At the Passover Seder, our text, the Haggadah speaks of four sons, the wise son, the wicked son, the simple son, and the son who is unable to ask. The wicked son is one who denies basic principles of Judaism.   

I do not know Stephen Miller personally, so I cannot say if he is a wicked person in the sense that we define the word “wicked.” But there is no doubt that his repudiation of the Jewish principle of openness towards immigrants is a wicked deed and qualifies him to be the wicked son at the Passover Seder. 

I have to wonder sometimes if Stephen Miller confuses the name of Moses, the leader of the Children of Israel, with the name Mosley, the last name of Oswald Mosley, the leader of the British fascists before and during the Second World War. 

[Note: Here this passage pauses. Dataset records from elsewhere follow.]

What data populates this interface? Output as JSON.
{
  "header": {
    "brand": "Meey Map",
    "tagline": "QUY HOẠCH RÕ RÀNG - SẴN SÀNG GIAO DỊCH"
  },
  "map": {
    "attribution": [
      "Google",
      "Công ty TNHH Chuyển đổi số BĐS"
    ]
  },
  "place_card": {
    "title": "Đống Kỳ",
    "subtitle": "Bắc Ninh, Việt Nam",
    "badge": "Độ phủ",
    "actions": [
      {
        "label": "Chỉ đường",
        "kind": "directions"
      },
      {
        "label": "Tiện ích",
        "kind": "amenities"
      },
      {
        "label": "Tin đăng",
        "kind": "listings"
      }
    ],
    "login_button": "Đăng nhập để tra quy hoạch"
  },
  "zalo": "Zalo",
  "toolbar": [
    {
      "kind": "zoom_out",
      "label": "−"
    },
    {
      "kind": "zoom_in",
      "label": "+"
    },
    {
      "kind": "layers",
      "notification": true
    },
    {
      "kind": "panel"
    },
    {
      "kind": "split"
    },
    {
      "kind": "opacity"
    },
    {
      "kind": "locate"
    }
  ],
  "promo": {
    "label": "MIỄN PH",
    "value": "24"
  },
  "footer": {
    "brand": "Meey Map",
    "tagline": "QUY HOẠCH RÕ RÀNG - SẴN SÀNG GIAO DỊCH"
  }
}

Xenophobia and anti-immigration beliefs constituted an essential credo of Oswald Mosley.  Wittingly or unwittingly, in his conduct as a public official, Stephen Miller is following in the ways of Mosley rather than Moses. 

That is why American Jews, at this time of Passover, must repudiate the immigration policies and deeds of Stephen Miller, as his uncle, David Glosser has done. 

Alan J. Steinberg served as Regional Administrator of Region 2 EPA during the administration of former President George W. Bush and as Executive Director of the New Jersey Meadowlands Commission under former New Jersey Governor Christie Whitman.